In rare diseases research, unique approaches to engaging communities are needed, particularly given the size of patient populations and the challenges in diagnosis. In the NCATS laboratories, we plan to build on successful efforts that engage rare disease patients, families, and care providers to inform the development of treatments helping to identify and design preclinical research that can ultimately inform the development of treatments. Also, the RDCRN actively includes patients and PAGs as part of each research team, where they directly represent the perspectives and interests of patients with rare diseases. The PAGs act as a coalition to advance rare diseases research and improve patient outcomes by sharing rare diseases information with the research community and educating them. We will explore ways external communities can use our existing databases, tools, and resources to build capacity and advance their priorities.
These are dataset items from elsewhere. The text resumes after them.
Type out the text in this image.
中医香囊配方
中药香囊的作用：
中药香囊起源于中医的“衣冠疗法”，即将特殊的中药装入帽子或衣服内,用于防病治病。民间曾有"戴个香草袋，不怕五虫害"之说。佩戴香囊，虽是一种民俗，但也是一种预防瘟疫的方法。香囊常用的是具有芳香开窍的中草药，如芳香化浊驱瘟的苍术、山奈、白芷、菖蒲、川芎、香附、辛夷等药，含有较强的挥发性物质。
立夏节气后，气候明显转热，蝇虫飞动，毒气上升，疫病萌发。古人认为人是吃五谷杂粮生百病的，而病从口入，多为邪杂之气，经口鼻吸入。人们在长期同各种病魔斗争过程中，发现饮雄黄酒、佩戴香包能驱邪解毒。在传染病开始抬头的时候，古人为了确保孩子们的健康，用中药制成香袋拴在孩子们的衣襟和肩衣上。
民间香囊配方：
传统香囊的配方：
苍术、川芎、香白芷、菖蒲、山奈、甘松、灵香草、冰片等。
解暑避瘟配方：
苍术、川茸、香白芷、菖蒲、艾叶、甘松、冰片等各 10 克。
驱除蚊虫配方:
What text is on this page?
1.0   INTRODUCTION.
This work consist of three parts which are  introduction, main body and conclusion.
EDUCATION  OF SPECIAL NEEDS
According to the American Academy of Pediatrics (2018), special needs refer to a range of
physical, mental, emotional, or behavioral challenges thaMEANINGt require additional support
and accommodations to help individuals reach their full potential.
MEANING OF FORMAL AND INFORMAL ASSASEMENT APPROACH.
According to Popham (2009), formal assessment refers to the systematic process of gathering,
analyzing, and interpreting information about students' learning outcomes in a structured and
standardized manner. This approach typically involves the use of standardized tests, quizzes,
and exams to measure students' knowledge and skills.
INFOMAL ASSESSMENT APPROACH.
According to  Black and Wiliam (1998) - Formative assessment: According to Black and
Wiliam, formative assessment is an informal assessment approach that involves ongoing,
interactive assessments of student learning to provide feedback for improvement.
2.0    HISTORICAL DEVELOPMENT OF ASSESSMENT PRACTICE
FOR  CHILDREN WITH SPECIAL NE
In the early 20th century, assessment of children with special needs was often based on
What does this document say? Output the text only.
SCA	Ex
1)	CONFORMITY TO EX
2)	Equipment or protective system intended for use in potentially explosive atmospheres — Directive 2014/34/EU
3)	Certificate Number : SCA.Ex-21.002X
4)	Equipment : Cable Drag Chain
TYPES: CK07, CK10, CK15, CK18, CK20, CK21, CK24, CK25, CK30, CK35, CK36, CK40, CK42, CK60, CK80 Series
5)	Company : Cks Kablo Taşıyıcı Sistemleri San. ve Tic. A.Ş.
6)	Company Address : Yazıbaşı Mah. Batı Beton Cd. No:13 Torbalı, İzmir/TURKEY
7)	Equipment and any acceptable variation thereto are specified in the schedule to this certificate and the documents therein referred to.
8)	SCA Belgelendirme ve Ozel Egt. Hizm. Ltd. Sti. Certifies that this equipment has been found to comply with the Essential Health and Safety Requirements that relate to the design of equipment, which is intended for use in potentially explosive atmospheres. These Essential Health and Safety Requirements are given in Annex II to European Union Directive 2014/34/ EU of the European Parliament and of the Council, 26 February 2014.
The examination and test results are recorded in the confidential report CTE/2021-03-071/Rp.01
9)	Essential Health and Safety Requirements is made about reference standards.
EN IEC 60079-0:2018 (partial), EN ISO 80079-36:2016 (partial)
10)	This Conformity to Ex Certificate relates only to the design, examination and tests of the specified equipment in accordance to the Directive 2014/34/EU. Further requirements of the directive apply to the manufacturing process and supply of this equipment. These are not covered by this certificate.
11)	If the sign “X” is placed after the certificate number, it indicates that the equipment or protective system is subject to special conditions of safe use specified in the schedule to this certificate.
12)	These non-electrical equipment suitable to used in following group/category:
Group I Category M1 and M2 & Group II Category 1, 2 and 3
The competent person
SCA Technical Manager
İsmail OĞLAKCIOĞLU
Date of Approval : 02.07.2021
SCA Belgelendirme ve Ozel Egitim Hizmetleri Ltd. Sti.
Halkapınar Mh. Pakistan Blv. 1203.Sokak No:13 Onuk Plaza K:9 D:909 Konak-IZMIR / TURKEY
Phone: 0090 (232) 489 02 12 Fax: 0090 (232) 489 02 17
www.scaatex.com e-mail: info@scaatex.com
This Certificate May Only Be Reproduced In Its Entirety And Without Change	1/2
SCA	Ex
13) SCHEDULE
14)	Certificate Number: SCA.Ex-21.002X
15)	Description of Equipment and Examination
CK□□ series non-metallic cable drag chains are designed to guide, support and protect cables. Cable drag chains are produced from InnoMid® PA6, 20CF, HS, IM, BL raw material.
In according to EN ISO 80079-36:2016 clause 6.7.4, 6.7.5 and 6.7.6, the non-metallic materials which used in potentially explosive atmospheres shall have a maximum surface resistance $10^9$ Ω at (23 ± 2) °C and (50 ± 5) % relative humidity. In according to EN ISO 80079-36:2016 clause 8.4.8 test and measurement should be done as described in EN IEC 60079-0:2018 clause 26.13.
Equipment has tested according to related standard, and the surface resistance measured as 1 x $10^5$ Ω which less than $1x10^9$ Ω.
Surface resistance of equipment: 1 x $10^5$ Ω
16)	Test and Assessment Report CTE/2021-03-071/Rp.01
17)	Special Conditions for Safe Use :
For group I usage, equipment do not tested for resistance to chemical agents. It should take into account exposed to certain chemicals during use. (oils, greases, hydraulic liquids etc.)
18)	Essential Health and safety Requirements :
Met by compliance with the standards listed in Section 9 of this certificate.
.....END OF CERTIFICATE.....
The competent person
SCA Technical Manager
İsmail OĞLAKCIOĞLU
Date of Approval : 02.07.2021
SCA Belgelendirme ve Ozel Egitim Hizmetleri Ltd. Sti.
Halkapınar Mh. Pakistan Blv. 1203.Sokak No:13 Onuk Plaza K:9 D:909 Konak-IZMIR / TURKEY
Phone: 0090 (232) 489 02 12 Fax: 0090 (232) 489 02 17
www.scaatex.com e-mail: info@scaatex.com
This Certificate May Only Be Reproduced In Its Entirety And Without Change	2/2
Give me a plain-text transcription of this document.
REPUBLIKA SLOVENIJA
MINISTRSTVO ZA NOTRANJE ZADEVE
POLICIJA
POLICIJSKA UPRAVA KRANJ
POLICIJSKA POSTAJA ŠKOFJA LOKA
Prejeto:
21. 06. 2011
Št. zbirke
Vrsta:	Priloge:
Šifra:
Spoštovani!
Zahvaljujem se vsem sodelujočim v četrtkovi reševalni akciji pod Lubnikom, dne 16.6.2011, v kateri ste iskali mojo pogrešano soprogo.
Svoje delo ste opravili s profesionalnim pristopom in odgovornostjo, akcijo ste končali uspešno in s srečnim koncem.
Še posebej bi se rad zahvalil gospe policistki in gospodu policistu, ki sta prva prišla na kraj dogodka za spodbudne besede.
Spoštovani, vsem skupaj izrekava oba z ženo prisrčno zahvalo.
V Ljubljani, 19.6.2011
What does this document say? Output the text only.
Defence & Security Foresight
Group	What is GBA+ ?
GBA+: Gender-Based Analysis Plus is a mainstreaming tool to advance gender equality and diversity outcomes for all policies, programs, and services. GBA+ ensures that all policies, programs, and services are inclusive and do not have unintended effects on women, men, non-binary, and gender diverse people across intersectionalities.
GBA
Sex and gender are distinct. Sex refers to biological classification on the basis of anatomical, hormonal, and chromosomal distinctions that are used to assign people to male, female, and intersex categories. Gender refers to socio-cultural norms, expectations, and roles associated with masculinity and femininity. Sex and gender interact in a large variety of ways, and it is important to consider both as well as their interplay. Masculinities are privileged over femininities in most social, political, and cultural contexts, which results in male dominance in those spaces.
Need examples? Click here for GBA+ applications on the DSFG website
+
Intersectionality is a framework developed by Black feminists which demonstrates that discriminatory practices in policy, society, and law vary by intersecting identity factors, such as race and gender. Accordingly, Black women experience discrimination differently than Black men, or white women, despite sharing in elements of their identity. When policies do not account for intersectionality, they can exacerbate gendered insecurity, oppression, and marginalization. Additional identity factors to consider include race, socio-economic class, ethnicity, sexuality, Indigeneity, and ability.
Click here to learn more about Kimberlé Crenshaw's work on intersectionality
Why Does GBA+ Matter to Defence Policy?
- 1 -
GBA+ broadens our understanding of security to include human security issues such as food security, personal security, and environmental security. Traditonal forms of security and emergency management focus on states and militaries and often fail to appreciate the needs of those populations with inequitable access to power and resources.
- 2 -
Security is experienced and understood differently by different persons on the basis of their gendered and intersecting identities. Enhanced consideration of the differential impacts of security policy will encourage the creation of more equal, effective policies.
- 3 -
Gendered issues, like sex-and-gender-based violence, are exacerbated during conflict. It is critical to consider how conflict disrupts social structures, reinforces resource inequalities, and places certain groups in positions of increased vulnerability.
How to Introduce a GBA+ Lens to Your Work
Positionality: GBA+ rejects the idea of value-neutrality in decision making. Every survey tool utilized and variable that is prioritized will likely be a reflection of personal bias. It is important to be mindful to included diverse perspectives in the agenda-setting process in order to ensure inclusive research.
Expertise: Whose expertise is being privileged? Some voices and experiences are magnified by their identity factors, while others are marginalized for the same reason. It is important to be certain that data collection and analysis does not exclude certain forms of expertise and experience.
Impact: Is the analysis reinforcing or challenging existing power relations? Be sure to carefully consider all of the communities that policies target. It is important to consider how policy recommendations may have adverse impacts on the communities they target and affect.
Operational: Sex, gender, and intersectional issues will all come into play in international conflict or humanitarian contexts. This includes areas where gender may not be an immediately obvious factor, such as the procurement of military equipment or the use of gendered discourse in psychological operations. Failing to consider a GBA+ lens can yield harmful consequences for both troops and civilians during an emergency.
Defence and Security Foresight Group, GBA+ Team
Objective 2-3: Address health disparities and their drivers.

Many factors contribute to health disparities and inequities in biomedical research. Examples of drivers of health inequities include socioeconomic status, demographics, geographic location, and gender. We intend to focus on identifying and addressing health disparities and developing equitable solutions for targeted and effective interventions. It is also important to consider how not having different perspectives included in research and research design may contribute to health disparities and relevant inequities.

We will support the development of strategies that address health disparities and any other factors of inequity across the translational spectrum to ultimately benefit underserved and underrepresented populations, including women; individuals across the life span, especially children and people over 65; and other underrepresented groups, such as racial and ethnic groups, rural residents, sexual and gender minorities, and individuals with disabilities. We must also consider the disparities experienced by individuals with rare diseases. Data sets, cell lines, and disease registries that represent the diversity of the population, either of the United States or those affected by a given disease, are critical for our research to be broadly applicable. They also minimize bias of results. NCATS’ clinical research networks, such as the CTSAs and RDCRNs, will be important for developing and applying strategies to address health disparities through community-informed research, improve recruitment approaches, and increase access to clinical trials. For example, one important approach will be to use digital health technologies to support decentralized clinical trials, an approach the CTSAs employed during the pandemic. CTSA-supported institutions have the capacity to test and apply solutions locally, regionally, and nationally, all of which were necessary to meet the changing needs at each of those population levels. The RDCRN Program has the expertise to address issues of representation and access to care for its rare disease patient populations. Its approach may be adaptable to other programs and research activities in rare diseases.

Objective 2-4: Cultivate a multifaceted, highly skilled, and inclusive translational science workforce.

A representative workforce fosters a culture of belonging and feeds innovation and progress. We are committed to developing and maintaining a highly skilled and inclusive translational science workforce that fosters a culture where people are treated with dignity and respect, both within NCATS and more broadly through the training and career development programs we support. Establishing on-ramps into the workforce and encouraging team science that includes all allied health professionals creates more opportunities for individuals to contribute to successful translational science. Training and educating a representative workforce also involves conducting strategic outreach and recruitment, implementing retention initiatives, and enhancing awareness of overall workforce opportunities.